Two-Step Reverse Transcription ddPCR
Obtain RNA
Use a commercial kit to extract RNA. Store at 100 ng/µl in 1/10 TE buffer (0.1x TE)
or other appropriate buffer at –80°C.
Generate cDNA
Generate cDNA according to standard protocols. We recommend Bio-Rad’s iScript
Select cDNA synthesis kit for oligo(dT) or gene-specific priming. For random priming,
we recommend the iScript advanced cDNA synthesis kit for RT-qPCR. Follow the
instructions in the manual of the respective cDNA kit.
Once the reverse transcription is complete, reduce the concentration of cDNA to about
0.2 ng/µl RNA equivalent and use 5 µl per Droplet Digital PCR (ddPCR
) reaction (total
volume 20 µl). Typically 1 ng (5 µl of 0.2 ng/µl) of RNA-equivalent cDNA per ddPCR reaction
is adequate to measure most of the transcripts reliably. If the RNA is highly degraded or very
low quality, as is the case with RNA from formalin-fixed, paraffin-embedded (FFPE) samples,
or the transcript of interest is expected to be found at less than 1 copy/cell, such as a
transcript from a cancer cell in a large background of normal cells, the previous guideline
of 1 ng/reaction no longer holds. Under these situations, up to 10 µl of the RT reaction
can be added to one ddPCR reaction without altering its performance.
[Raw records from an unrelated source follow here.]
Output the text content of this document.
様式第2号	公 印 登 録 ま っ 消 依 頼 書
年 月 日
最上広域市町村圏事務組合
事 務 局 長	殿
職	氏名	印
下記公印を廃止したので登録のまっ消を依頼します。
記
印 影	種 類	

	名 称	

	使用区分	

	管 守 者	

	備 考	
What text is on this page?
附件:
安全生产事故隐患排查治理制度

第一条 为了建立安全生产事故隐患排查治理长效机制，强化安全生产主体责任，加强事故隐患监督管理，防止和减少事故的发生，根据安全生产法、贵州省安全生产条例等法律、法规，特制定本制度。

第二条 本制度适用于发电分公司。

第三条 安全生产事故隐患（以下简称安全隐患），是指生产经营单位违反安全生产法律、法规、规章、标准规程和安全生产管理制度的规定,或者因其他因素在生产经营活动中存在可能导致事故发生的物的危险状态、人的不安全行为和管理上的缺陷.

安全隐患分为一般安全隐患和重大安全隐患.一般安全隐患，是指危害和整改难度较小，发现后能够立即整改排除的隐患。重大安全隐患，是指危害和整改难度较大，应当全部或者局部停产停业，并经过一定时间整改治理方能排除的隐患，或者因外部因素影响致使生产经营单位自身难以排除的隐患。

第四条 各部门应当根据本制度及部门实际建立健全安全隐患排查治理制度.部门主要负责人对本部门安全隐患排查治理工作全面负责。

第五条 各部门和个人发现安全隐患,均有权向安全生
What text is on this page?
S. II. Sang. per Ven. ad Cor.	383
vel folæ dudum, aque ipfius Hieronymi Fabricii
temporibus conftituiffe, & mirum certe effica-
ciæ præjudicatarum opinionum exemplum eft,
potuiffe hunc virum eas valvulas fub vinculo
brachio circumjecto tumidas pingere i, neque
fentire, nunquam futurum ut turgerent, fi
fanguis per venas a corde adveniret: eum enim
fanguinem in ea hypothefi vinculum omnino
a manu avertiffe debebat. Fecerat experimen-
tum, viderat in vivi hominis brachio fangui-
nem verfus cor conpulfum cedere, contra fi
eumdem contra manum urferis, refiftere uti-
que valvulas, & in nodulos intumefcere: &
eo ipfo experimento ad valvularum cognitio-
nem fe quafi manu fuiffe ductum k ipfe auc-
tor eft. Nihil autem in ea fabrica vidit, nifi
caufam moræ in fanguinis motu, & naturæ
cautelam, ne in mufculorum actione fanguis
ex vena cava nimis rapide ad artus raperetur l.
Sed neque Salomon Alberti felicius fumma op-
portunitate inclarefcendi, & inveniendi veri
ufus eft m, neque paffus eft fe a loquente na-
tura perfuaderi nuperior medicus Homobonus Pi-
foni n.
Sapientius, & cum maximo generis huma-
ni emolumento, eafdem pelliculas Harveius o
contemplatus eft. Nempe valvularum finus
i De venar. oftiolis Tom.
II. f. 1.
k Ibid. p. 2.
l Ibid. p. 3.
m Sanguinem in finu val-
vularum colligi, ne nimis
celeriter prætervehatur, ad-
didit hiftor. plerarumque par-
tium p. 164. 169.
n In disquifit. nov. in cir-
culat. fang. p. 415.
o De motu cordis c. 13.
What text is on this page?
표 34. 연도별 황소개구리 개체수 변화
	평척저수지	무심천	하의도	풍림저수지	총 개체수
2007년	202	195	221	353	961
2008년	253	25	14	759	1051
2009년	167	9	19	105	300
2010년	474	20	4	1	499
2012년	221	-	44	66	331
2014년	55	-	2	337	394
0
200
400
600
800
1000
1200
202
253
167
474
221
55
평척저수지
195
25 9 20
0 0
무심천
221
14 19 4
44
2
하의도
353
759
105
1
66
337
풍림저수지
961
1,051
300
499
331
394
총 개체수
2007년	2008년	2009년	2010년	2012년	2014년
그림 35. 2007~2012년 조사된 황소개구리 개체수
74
One-Step RT-ddPCR Kit for Probes
The one-step RT-ddPCR kit for probes follows the same workflow as the ddPCR supermix
for probes, with the benefit that you can now directly partition sample RNA instead of
DNA. The sample is partitioned into 20,000 droplets, with target and background RNA
randomly distributed among the droplets. An RNase inhibitor included in the formulation
minimizes template degradation during reaction setup and droplet generation. After reverse
transcription, the resulting cDNA is amplified for target detection using TaqMan hydrolysis
probes. After PCR amplification, each droplet provides a fluorescent positive or negative
signal indicating the target RNA was present or not present after partitioning. Each droplet
provides an independent digital measurement. Positive and negative droplets are counted
and software calculates the concentration of target RNA as copies/µl.